Pros, cons? I’m running a P3 1Ghz/512 megs RAM. Will it noticably affect the speed of my computer?
I understand that one can still share files, etc., XP simply makes a non-encrypted file that will be copied to disk/attached to email, etc. so I’m not worried about that.
How will it affect any backups of files I make? I was likely going to use the built-in XP backup function.
If your PC should die, and you try and recover the files from it, you will really, really wish you hadn’t run the encryption.
What sort of environment is your personal PC in that you are so worried about people getting info off of it?
Don’t use encryption unless you really know what you’re doing. It’s more for the corporate market where there’s centralised user management, registration and backup of keys etc.

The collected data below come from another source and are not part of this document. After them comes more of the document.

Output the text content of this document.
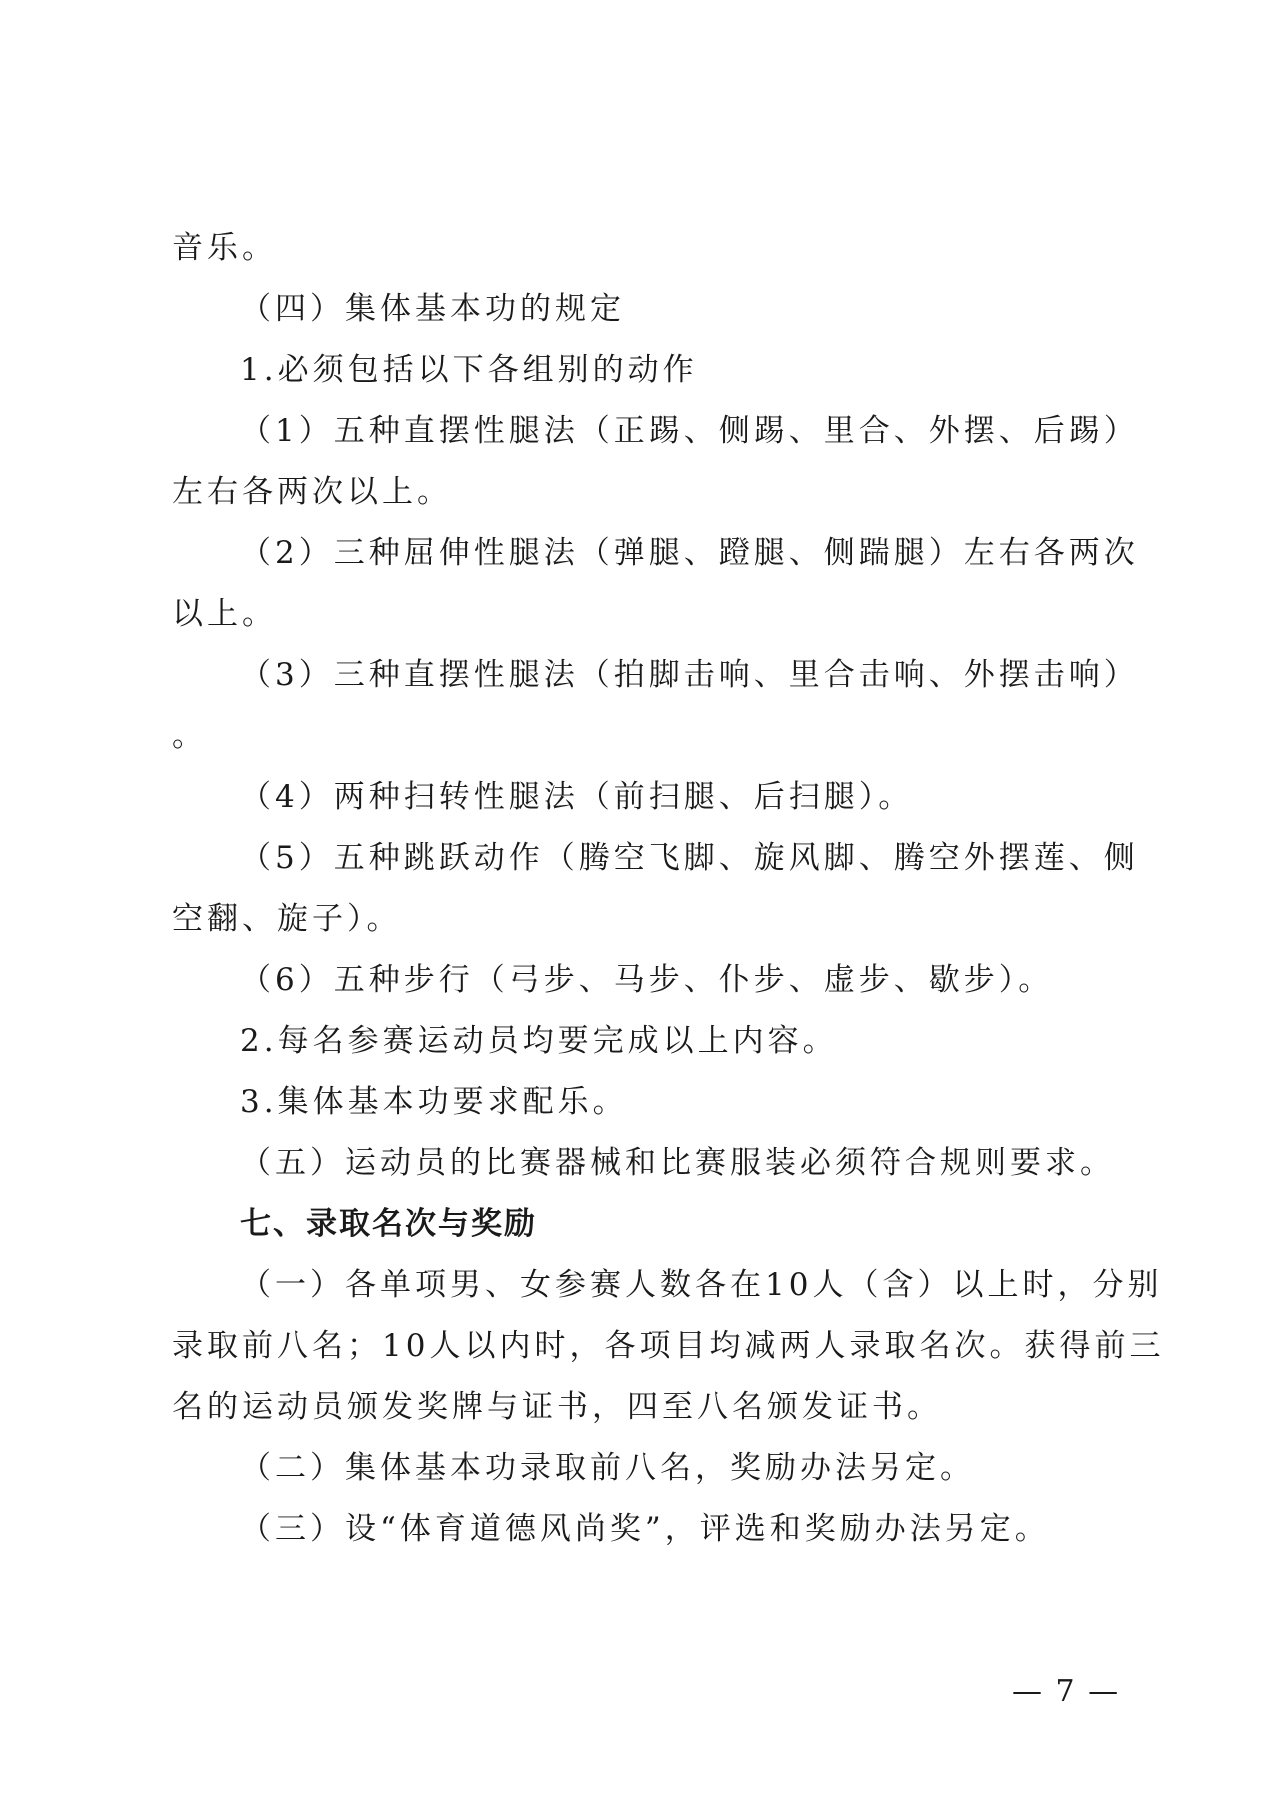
音乐。
（四）集体基本功的规定
1.必须包括以下各组别的动作
（1）五种直摆性腿法（正踢、侧踢、里合、外摆、后踢）
左右各两次以上。
（2）三种屈伸性腿法（弹腿、蹬腿、侧踹腿）左右各两次
以上。
（3）三种直摆性腿法（拍脚击响、里合击响、外摆击响）
。
（4）两种扫转性腿法（前扫腿、后扫腿）。
（5）五种跳跃动作（腾空飞脚、旋风脚、腾空外摆莲、侧
空翻、旋子）。
（6）五种步行（弓步、马步、仆步、虚步、歇步）。
2.每名参赛运动员均要完成以上内容。
3.集体基本功要求配乐。
（五）运动员的比赛器械和比赛服装必须符合规则要求。
七、录取名次与奖励
（一）各单项男、女参赛人数各在10人（含）以上时，分别
录取前八名；10人以内时，各项目均减两人录取名次。获得前三
名的运动员颁发奖牌与证书，四至八名颁发证书。
（二）集体基本功录取前八名，奖励办法另定。
（三）设“体育道德风尚奖”，评选和奖励办法另定。
— 7 —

It’s a standard feature, provided you format the drive with NTFS, not FAT32. Been there since WinNT.
For the OP, I second Quartz’s motion. For a stand-alone machine not joined to a domain, there are some real limits to the quality of the encryption. And there are many ways it can go wrong leaving you with 100% unreadable files unless you want to get a short course (well long actually) in using h@x0r toolz to recover them.

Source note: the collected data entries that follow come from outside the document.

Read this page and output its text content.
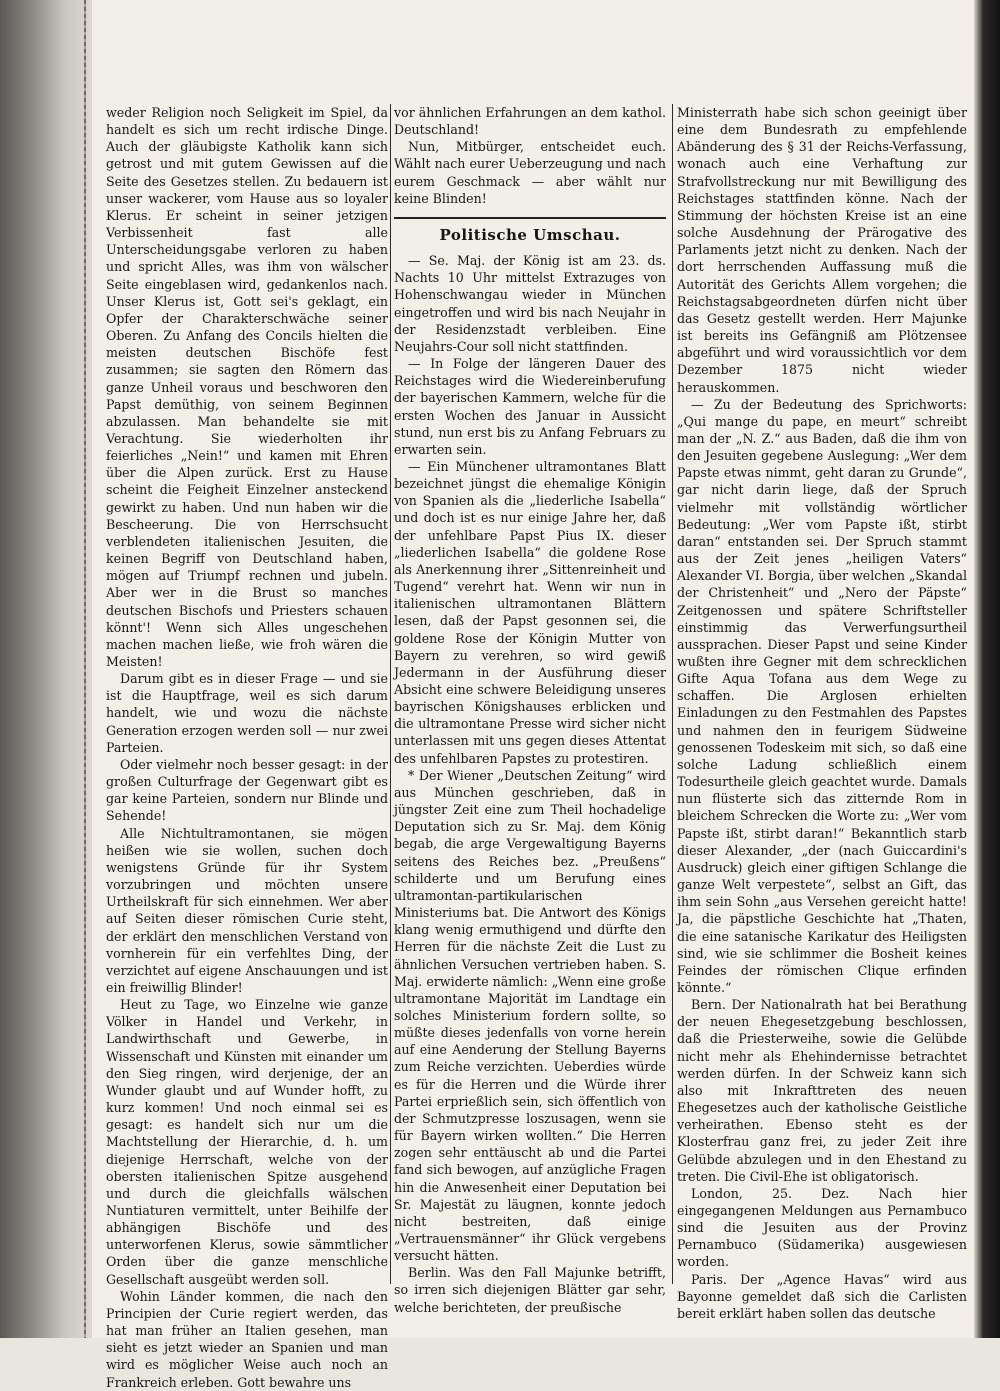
weder Religion noch Seligkeit im Spiel, da handelt es sich um recht irdische Dinge. Auch der gläubigste Katholik kann sich getrost und mit gutem Gewissen auf die Seite des Gesetzes stellen. Zu bedauern ist unser wackerer, vom Hause aus so loyaler Klerus. Er scheint in seiner jetzigen Verbissenheit fast alle Unterscheidungsgabe verloren zu haben und spricht Alles, was ihm von wälscher Seite eingeblasen wird, gedankenlos nach. Unser Klerus ist, Gott sei's geklagt, ein Opfer der Charakterschwäche seiner Oberen. Zu Anfang des Concils hielten die meisten deutschen Bischöfe fest zusammen; sie sagten den Römern das ganze Unheil voraus und beschworen den Papst demüthig, von seinem Beginnen abzulassen. Man behandelte sie mit Verachtung. Sie wiederholten ihr feierliches „Nein!“ und kamen mit Ehren über die Alpen zurück. Erst zu Hause scheint die Feigheit Einzelner ansteckend gewirkt zu haben. Und nun haben wir die Bescheerung. Die von Herrschsucht verblendeten italienischen Jesuiten, die keinen Begriff von Deutschland haben, mögen auf Triumpf rechnen und jubeln. Aber wer in die Brust so manches deutschen Bischofs und Priesters schauen könnt'! Wenn sich Alles ungeschehen machen machen ließe, wie froh wären die Meisten!

Darum gibt es in dieser Frage — und sie ist die Hauptfrage, weil es sich darum handelt, wie und wozu die nächste Generation erzogen werden soll — nur zwei Parteien.

Oder vielmehr noch besser gesagt: in der großen Culturfrage der Gegenwart gibt es gar keine Parteien, sondern nur Blinde und Sehende!

Alle Nichtultramontanen, sie mögen heißen wie sie wollen, suchen doch wenigstens Gründe für ihr System vorzubringen und möchten unsere Urtheilskraft für sich einnehmen. Wer aber auf Seiten dieser römischen Curie steht, der erklärt den menschlichen Verstand von vornherein für ein verfehltes Ding, der verzichtet auf eigene Anschauungen und ist ein freiwillig Blinder!

Heut zu Tage, wo Einzelne wie ganze Völker in Handel und Verkehr, in Landwirthschaft und Gewerbe, in Wissenschaft und Künsten mit einander um den Sieg ringen, wird derjenige, der an Wunder glaubt und auf Wunder hofft, zu kurz kommen! Und noch einmal sei es gesagt: es handelt sich nur um die Machtstellung der Hierarchie, d. h. um diejenige Herrschaft, welche von der obersten italienischen Spitze ausgehend und durch die gleichfalls wälschen Nuntiaturen vermittelt, unter Beihilfe der abhängigen Bischöfe und des unterworfenen Klerus, sowie sämmtlicher Orden über die ganze menschliche Gesellschaft ausgeübt werden soll.

Wohin Länder kommen, die nach den Principien der Curie regiert werden, das hat man früher an Italien gesehen, man sieht es jetzt wieder an Spanien und man wird es möglicher Weise auch noch an Frankreich erleben. Gott bewahre uns

vor ähnlichen Erfahrungen an dem kathol. Deutschland!

Nun, Mitbürger, entscheidet euch. Wählt nach eurer Ueberzeugung und nach eurem Geschmack — aber wählt nur keine Blinden!

Politische Umschau.

— Se. Maj. der König ist am 23. ds. Nachts 10 Uhr mittelst Extrazuges von Hohenschwangau wieder in München eingetroffen und wird bis nach Neujahr in der Residenzstadt verbleiben. Eine Neujahrs-Cour soll nicht stattfinden.

— In Folge der längeren Dauer des Reichstages wird die Wiedereinberufung der bayerischen Kammern, welche für die ersten Wochen des Januar in Aussicht stund, nun erst bis zu Anfang Februars zu erwarten sein.

— Ein Münchener ultramontanes Blatt bezeichnet jüngst die ehemalige Königin von Spanien als die „liederliche Isabella“ und doch ist es nur einige Jahre her, daß der unfehlbare Papst Pius IX. dieser „liederlichen Isabella“ die goldene Rose als Anerkennung ihrer „Sittenreinheit und Tugend“ verehrt hat. Wenn wir nun in italienischen ultramontanen Blättern lesen, daß der Papst gesonnen sei, die goldene Rose der Königin Mutter von Bayern zu verehren, so wird gewiß Jedermann in der Ausführung dieser Absicht eine schwere Beleidigung unseres bayrischen Königshauses erblicken und die ultramontane Presse wird sicher nicht unterlassen mit uns gegen dieses Attentat des unfehlbaren Papstes zu protestiren.

* Der Wiener „Deutschen Zeitung“ wird aus München geschrieben, daß in jüngster Zeit eine zum Theil hochadelige Deputation sich zu Sr. Maj. dem König begab, die arge Vergewaltigung Bayerns seitens des Reiches bez. „Preußens“ schilderte und um Berufung eines ultramontan-partikularischen Ministeriums bat. Die Antwort des Königs klang wenig ermuthigend und dürfte den Herren für die nächste Zeit die Lust zu ähnlichen Versuchen vertrieben haben. S. Maj. erwiderte nämlich: „Wenn eine große ultramontane Majorität im Landtage ein solches Ministerium fordern sollte, so müßte dieses jedenfalls von vorne herein auf eine Aenderung der Stellung Bayerns zum Reiche verzichten. Ueberdies würde es für die Herren und die Würde ihrer Partei erprießlich sein, sich öffentlich von der Schmutzpresse loszusagen, wenn sie für Bayern wirken wollten.“ Die Herren zogen sehr enttäuscht ab und die Partei fand sich bewogen, auf anzügliche Fragen hin die Anwesenheit einer Deputation bei Sr. Majestät zu läugnen, konnte jedoch nicht bestreiten, daß einige „Vertrauensmänner“ ihr Glück vergebens versucht hätten.

Berlin. Was den Fall Majunke betrifft, so irren sich diejenigen Blätter gar sehr, welche berichteten, der preußische

Ministerrath habe sich schon geeinigt über eine dem Bundesrath zu empfehlende Abänderung des § 31 der Reichs-Verfassung, wonach auch eine Verhaftung zur Strafvollstreckung nur mit Bewilligung des Reichstages stattfinden könne. Nach der Stimmung der höchsten Kreise ist an eine solche Ausdehnung der Prärogative des Parlaments jetzt nicht zu denken. Nach der dort herrschenden Auffassung muß die Autorität des Gerichts Allem vorgehen; die Reichstagsabgeordneten dürfen nicht über das Gesetz gestellt werden. Herr Majunke ist bereits ins Gefängniß am Plötzensee abgeführt und wird voraussichtlich vor dem Dezember 1875 nicht wieder herauskommen.

— Zu der Bedeutung des Sprichworts: „Qui mange du pape, en meurt“ schreibt man der „N. Z.“ aus Baden, daß die ihm von den Jesuiten gegebene Auslegung: „Wer dem Papste etwas nimmt, geht daran zu Grunde“, gar nicht darin liege, daß der Spruch vielmehr mit vollständig wörtlicher Bedeutung: „Wer vom Papste ißt, stirbt daran“ entstanden sei. Der Spruch stammt aus der Zeit jenes „heiligen Vaters“ Alexander VI. Borgia, über welchen „Skandal der Christenheit“ und „Nero der Päpste“ Zeitgenossen und spätere Schriftsteller einstimmig das Verwerfungsurtheil aussprachen. Dieser Papst und seine Kinder wußten ihre Gegner mit dem schrecklichen Gifte Aqua Tofana aus dem Wege zu schaffen. Die Arglosen erhielten Einladungen zu den Festmahlen des Papstes und nahmen den in feurigem Südweine genossenen Todeskeim mit sich, so daß eine solche Ladung schließlich einem Todesurtheile gleich geachtet wurde. Damals nun flüsterte sich das zitternde Rom in bleichem Schrecken die Worte zu: „Wer vom Papste ißt, stirbt daran!“ Bekanntlich starb dieser Alexander, „der (nach Guiccardini's Ausdruck) gleich einer giftigen Schlange die ganze Welt verpestete“, selbst an Gift, das ihm sein Sohn „aus Versehen gereicht hatte! Ja, die päpstliche Geschichte hat „Thaten, die eine satanische Karikatur des Heiligsten sind, wie sie schlimmer die Bosheit keines Feindes der römischen Clique erfinden könnte.“

Bern. Der Nationalrath hat bei Berathung der neuen Ehegesetzgebung beschlossen, daß die Priesterweihe, sowie die Gelübde nicht mehr als Ehehindernisse betrachtet werden dürfen. In der Schweiz kann sich also mit Inkrafttreten des neuen Ehegesetzes auch der katholische Geistliche verheirathen. Ebenso steht es der Klosterfrau ganz frei, zu jeder Zeit ihre Gelübde abzulegen und in den Ehestand zu treten. Die Civil-Ehe ist obligatorisch.

London, 25. Dez. Nach hier eingegangenen Meldungen aus Pernambuco sind die Jesuiten aus der Provinz Pernambuco (Südamerika) ausgewiesen worden.

Paris. Der „Agence Havas“ wird aus Bayonne gemeldet daß sich die Carlisten bereit erklärt haben sollen das deutsche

Thanks for the information. I really don’t have anything important on my computer - I was just wondering if it made sense for the average user.
I figured there would be massive probelms if I used the software and the drive crashed or something. I was also unaware about the quality of the crypto system.

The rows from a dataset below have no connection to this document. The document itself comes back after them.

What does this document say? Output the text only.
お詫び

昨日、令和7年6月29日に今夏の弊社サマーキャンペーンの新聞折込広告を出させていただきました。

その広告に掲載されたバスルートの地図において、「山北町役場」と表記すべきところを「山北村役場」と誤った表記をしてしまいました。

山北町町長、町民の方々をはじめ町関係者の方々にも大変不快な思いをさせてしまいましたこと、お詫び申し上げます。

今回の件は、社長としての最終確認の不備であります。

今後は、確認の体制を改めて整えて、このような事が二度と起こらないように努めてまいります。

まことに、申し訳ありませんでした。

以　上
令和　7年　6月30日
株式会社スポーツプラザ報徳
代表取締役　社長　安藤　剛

How are the keys stored? I presume I could make a copy on a CD or something in the event that something Really Bad happened to the computer?
Quartz: Now that you mention it, I agree with you. Compression was available in NT 4.0 from the git-go, while EFS was added with NTFS V5 which was introduced in Win2000. IIRC it was made available as a retrofit in NT SP4 or SP5, but that’s so long ago I can’t find info on it.
Chariman Pow: I used sloppy terminology. The crypto itself isn’t really lower quality. The issue is that key storage isn’t as secure on a stand-alone machine, which has the effect of lowering the quality of the security.
Somebody who snags your computer also gets the keys that can be used to decrypt. In a (properly set up) domain-joined system, the crypto keys are stored on the central server & so if somebody steals the machine they can’t decrypt the files. That’s more of an issue for corporate laptops, where in a big organization one gets lost or stolen every week or two.
Yes, for your stand-alone situation you can store backups of the keys offline. That way you could reinstall the files from backup & reinstall the keys if the HD ever died.
As a practical matter, just using NFTS permissions to keep userIDs other than yourself out of the folders containing your private files will stymie anybody who lacks the skill & toolz to boot the machine with another OS & bypass the NTFS drivers. And if you do have folks like that hanging around your machine, well EFS isn’t going to help much because the key has to be on the machine too and there are toolz available for getting to that key and then decrypting EFS is simple.
But it is kinda fun to play with EFS for a folder or two containing stuff you can stand to lose. The downside is after you set EFS up it’s so transparent the fun is over until/unless something goes wrong, and then the “fun” is of a different nature trying to get your data back.